While inflation, ongoing concern over supply chains and empty shelves caused a slight decline in optimism, consumer confidence was +3 on the index as sentiment remained positive, with more respondents thinking they would be better off in the next 12 months than worse off.
Sentiment is now at the same level recorded in December 2019, the last survey before the pandemic. PwC said that while it’s at the lowest level seen in 2021, confidence was still higher than at any point between the 2016-19 period following the EU referendum.
In June, every demographic group and region was net positive for the first time ever. Now, sentiment is in decline in almost every age category, region, and demographic. PwC said that many of these were slight declines, but it’s been “enough to push several groups into negative territory”.
Sentiment amongst older age groups declined “most significantly”, with all the over 45s in negative numbers, and 55 – 64s now the least optimistic group at -11 net.
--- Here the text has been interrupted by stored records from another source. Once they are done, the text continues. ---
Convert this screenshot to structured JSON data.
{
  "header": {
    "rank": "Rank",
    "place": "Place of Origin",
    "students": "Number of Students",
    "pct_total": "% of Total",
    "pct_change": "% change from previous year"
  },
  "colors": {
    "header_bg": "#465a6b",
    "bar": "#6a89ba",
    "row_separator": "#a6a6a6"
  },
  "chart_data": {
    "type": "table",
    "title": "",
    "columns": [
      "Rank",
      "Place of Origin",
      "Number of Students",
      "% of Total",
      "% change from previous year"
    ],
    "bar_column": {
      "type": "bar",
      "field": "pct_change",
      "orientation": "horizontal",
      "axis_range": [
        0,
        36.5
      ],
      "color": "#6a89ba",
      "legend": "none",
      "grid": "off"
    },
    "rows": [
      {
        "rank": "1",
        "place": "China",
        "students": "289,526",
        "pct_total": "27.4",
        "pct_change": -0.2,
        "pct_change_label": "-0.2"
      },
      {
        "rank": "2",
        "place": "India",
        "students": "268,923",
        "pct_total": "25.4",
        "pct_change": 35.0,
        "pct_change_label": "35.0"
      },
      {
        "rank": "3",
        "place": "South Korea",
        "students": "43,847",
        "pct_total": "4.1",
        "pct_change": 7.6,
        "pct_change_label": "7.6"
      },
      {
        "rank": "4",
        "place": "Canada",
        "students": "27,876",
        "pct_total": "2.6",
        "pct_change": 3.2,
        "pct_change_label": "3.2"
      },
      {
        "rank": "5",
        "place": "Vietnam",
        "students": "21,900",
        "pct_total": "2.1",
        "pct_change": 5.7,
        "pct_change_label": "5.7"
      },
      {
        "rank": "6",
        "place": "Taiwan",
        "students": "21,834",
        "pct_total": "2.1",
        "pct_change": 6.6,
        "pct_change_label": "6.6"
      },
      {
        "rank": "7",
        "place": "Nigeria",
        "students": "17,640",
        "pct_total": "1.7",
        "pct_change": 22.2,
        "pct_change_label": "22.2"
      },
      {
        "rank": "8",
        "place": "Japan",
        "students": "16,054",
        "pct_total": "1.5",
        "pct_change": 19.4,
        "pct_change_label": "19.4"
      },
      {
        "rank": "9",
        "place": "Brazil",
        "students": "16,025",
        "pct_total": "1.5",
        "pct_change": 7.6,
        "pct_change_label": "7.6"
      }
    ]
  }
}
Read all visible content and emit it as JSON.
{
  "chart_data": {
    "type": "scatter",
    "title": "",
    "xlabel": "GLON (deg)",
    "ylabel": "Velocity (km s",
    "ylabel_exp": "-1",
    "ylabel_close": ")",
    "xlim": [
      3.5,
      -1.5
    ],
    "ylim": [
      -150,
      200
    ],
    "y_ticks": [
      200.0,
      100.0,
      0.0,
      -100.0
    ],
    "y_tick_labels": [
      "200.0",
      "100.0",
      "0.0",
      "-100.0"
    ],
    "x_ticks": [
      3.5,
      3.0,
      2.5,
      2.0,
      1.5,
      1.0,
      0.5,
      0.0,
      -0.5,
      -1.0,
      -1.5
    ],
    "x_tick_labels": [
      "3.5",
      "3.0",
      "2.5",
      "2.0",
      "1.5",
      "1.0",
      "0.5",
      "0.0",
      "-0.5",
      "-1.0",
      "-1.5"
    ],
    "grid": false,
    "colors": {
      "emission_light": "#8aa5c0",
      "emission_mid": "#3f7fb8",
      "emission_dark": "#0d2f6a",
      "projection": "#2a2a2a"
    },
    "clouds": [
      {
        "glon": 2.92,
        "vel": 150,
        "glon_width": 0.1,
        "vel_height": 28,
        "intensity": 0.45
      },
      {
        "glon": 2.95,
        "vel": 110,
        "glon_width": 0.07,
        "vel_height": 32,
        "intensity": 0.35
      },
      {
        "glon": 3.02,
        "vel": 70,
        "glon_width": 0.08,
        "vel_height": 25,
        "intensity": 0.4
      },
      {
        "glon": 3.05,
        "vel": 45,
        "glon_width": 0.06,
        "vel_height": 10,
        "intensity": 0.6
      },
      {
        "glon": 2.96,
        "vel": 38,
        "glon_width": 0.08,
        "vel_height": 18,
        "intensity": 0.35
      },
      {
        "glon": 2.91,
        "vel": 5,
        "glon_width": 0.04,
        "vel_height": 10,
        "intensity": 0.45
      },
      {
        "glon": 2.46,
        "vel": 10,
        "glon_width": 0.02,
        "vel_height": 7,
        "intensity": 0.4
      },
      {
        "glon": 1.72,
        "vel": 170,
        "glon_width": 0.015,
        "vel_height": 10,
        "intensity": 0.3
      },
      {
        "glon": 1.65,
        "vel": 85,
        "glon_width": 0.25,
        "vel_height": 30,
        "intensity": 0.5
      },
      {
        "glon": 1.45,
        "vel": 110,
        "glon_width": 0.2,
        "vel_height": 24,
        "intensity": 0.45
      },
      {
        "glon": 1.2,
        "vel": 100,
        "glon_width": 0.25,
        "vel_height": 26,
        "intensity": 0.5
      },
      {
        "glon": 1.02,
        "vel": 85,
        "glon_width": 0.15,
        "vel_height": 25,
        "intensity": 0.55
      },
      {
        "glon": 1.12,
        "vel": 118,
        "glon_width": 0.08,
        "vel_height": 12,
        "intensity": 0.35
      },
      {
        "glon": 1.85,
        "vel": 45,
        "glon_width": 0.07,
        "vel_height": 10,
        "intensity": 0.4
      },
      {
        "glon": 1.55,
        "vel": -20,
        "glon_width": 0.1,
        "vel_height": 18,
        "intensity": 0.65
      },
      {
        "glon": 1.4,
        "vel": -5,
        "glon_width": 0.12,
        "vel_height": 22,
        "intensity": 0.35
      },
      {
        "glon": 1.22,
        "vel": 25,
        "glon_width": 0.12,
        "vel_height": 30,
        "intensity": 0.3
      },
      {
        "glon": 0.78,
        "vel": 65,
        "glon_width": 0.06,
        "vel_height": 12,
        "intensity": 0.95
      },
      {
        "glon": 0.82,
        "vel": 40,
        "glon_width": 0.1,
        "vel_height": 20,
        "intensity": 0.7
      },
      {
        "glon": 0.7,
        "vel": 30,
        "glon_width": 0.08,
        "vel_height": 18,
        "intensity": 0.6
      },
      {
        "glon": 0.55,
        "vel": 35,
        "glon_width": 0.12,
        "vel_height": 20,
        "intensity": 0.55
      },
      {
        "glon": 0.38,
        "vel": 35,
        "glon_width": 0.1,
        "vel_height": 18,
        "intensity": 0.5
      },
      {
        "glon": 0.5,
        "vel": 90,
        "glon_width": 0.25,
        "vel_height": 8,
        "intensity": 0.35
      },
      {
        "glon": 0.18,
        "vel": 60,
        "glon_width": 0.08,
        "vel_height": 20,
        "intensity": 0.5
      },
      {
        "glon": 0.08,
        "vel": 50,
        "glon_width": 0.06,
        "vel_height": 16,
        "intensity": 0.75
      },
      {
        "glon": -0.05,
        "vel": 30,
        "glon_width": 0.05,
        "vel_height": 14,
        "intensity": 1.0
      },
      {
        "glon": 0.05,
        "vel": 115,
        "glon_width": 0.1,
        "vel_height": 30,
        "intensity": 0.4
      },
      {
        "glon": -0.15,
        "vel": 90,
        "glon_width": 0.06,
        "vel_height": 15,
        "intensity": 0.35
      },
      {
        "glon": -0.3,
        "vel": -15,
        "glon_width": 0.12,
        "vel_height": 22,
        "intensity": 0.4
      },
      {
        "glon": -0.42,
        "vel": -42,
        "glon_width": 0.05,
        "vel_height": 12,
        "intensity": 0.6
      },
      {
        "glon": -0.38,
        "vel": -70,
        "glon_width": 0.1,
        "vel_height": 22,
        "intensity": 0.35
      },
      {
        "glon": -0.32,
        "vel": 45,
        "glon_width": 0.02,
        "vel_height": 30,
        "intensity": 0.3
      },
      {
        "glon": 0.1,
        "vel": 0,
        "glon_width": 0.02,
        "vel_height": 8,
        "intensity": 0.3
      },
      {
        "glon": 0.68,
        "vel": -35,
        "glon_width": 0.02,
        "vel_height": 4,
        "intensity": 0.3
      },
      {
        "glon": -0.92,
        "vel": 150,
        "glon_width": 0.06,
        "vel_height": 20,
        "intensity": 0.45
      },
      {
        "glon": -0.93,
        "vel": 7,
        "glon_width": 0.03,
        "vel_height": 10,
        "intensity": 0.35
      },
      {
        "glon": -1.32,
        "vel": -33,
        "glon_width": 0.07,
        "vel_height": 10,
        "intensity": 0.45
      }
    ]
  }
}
Under 45s remained largely positive however, with 25-34 year olds being the only demographic group to have maintained sentiment.
Whilst under 25s are still the most optimistic age group, sentiment has reportedly fallen fastest among them, amid the end of furlough and fewer job opportunities for graduates.
Around half of those surveyed experienced either grocery price inflation or utility/petrol price inflation, and a similar number expect inflation to continue over the coming months. PwC noted its survey was conducted before the failure of several large utility companies and current petrol shortages, so this figure would likely be even higher if the survey was taken now.
In addition, the majority of respondents witnessed empty shelves at supermarkets, and indicated that they are only expecting out-of-stocks to get worse as Christmas approaches.
Lisa Hooker, consumer markets lead at PwC, said: “It’s little surprise that consumer sentiment has not maintained the record levels we saw earlier in the year. But with confidence stronger than last year – and for most of the post-referendum period – it’s not all bad news.
“But the general positivity must come with a warning. The inflationary factors that have triggered the decline in sentiment are unlikely to ease in the short term, particularly for grocery, utilities and petrol. Combined with the current problems facing those industries in relation to supply, we’re beginning to see it affecting consumers’ day-to-day lives and, in turn, sentiment and demand.”
She added: “For both retail and leisure sectors, the timing couldn’t be worse. After the disappointment of last year, retailers and hospitality operators desperately need a strong run up to Christmas. Even without lockdowns, they will need to convince consumers to part with savings to have any hope of recovering to pre-pandemic levels.
“For many, the coming weeks will be make or break: can the driver shortages be addressed and supply chain pressures eased? When will the crisis at the petrol pumps be resolved? And will higher energy prices cause more widespread inflationary pressures and a reluctance from consumers to spend?”